Calcium is the most abundant mineral in the body, with 99% residing in bones and teeth. As a component of hard tissues, calcium fulfills a structural role to maintain body size and act as attachments for musculoskeletal tissues. The remaining 1% of calcium is present in blood and soft tissues.
Functions of non-skeletal calcium include: enzyme activation, second messenger roles (transmitting hormonal information), blood clotting, cell and cell organelle membrane function (stabilization and transport), nerve impulse transmission and muscular contraction, tone, and irritability. Calcium levels in the blood are maintained within very strict limits by dietary intake, hormonal regulation and a rapidly exchangeable pool in bone tissue.
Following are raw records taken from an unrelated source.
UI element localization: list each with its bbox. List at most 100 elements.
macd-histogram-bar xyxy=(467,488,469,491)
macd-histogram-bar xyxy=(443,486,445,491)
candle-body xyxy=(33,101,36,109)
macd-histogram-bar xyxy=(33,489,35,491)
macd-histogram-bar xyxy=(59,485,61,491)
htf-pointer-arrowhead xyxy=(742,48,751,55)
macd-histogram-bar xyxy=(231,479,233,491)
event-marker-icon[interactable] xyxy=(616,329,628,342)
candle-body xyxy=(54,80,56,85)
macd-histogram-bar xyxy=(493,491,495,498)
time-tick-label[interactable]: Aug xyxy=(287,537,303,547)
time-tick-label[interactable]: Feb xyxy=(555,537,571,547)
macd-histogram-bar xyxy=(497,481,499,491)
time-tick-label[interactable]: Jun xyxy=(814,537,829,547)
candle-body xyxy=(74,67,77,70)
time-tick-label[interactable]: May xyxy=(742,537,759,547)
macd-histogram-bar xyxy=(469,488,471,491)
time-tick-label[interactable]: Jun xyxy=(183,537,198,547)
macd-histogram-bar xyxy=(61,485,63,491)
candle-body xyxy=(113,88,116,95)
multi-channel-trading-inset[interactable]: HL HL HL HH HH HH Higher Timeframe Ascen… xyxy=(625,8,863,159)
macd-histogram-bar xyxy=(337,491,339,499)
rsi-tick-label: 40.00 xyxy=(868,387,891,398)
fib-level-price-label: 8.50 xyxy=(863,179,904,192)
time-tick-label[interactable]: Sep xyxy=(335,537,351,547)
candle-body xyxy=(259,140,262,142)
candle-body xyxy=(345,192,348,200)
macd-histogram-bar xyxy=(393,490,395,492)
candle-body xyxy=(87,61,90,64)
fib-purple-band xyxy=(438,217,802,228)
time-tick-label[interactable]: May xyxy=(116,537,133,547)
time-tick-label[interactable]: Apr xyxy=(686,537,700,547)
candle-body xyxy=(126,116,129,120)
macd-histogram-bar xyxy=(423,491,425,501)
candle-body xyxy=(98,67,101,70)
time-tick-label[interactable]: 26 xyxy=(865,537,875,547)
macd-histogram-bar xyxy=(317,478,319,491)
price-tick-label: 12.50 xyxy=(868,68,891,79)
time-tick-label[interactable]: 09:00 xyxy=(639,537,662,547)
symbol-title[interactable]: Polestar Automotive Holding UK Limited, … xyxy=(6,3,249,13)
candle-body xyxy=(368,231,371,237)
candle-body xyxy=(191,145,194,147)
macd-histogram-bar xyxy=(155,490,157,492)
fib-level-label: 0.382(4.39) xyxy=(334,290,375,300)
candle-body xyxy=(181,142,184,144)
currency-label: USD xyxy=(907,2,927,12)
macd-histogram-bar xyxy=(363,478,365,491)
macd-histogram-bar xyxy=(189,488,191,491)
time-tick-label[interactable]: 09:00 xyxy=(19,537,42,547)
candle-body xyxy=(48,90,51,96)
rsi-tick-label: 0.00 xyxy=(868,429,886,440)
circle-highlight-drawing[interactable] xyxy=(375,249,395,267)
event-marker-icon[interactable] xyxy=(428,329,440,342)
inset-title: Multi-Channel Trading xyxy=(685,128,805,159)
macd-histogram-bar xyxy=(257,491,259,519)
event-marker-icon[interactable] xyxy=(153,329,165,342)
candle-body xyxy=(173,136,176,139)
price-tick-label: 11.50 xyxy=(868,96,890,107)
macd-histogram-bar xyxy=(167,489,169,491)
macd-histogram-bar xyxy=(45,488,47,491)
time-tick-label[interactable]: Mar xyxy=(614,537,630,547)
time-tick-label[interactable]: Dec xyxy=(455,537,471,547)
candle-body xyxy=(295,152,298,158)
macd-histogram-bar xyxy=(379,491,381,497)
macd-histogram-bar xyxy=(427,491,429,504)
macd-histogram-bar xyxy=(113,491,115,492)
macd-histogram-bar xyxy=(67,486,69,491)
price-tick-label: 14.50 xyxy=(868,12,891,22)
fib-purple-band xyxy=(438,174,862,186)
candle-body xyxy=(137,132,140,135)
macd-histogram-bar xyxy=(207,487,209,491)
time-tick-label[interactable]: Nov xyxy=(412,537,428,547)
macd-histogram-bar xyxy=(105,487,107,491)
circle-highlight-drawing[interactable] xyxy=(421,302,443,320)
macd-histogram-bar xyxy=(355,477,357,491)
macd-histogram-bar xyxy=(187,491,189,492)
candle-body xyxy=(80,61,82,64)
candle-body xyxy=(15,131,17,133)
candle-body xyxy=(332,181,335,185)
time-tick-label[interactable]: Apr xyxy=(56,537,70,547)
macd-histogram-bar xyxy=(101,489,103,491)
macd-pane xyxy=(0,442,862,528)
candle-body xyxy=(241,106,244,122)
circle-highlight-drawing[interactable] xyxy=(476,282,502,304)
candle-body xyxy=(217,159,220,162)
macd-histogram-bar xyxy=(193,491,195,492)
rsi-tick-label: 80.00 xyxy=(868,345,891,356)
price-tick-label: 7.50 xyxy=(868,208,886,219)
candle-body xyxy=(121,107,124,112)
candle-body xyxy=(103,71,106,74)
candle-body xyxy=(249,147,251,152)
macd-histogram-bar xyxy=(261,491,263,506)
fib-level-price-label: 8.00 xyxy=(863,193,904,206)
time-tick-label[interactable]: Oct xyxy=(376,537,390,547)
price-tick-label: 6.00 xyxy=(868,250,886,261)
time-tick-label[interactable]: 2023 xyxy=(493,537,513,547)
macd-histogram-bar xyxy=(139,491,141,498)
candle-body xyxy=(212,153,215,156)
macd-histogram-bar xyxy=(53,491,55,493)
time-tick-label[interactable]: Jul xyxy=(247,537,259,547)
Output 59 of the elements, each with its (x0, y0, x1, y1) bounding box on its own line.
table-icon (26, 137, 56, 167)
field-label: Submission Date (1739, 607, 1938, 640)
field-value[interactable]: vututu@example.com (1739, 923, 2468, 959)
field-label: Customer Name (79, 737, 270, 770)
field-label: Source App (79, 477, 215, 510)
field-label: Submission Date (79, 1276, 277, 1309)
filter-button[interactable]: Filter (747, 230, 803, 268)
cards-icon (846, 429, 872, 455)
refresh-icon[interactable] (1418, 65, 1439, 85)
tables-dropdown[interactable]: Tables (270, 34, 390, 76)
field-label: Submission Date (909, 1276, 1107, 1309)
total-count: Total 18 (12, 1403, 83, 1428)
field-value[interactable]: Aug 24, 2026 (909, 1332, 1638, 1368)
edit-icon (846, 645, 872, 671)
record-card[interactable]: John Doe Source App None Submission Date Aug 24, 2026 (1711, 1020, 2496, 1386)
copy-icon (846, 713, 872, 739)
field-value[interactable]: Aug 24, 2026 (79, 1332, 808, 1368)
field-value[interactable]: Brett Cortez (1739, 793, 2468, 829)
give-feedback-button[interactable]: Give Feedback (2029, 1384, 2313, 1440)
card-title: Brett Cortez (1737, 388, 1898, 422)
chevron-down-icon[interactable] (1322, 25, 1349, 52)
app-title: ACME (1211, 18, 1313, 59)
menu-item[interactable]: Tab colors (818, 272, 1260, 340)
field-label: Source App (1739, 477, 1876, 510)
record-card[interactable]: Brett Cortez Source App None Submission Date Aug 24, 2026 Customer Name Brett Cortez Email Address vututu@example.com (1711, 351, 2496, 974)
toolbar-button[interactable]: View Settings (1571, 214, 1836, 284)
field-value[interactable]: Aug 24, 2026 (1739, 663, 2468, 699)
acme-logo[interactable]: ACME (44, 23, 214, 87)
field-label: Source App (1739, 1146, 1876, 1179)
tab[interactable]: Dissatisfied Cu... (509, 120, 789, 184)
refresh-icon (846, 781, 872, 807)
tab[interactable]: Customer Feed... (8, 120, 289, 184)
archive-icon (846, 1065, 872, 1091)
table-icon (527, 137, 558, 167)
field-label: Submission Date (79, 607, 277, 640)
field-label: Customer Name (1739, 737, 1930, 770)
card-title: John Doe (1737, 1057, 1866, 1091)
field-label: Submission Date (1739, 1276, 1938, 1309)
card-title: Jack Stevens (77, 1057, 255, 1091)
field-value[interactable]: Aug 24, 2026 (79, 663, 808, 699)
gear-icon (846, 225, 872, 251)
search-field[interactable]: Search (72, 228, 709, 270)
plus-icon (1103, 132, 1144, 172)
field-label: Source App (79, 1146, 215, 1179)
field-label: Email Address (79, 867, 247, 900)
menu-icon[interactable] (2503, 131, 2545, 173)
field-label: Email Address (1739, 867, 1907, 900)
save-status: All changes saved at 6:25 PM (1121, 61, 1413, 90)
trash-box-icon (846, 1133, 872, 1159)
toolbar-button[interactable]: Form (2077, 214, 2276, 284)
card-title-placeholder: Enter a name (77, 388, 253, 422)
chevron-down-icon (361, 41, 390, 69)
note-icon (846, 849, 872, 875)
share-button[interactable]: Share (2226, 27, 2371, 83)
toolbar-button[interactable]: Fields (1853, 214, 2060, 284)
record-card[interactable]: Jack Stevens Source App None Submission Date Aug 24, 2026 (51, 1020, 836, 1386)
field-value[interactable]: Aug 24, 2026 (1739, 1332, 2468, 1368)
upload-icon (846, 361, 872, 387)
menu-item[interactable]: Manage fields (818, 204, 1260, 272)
Calcium deficiencies are both acute and chronic. Acute calcium deficiency relates to lack of ionized calcium, causing increased muscular and nervous irritability, muscle spasms, muscle cramps and tetany. Chronic calcium deficiency manifests as bone loss disorders (osteoporosis, osteomalacia in adults, rickets in children), tooth decay, periodontal disease, depression and possibly hypertension. Those at risk for calcium deficiency include: malnourished, malabsorption and bone loss disorders. Conditions which are known to decrease calcium uptake or distribution are: decreased gastric acidity, vitamin D deficiency, high fat diets, high oxalate intake from rhubarb, spinach, chard and beet greens, high phytic acid intake from whole grains, high fiber intake, immobilization, faster gastrointestinal motility, psychological stress, thiazide diuretic therapy, aluminum compounds (aluminum-containing antacids, drugs, some parenteral feeding solutions).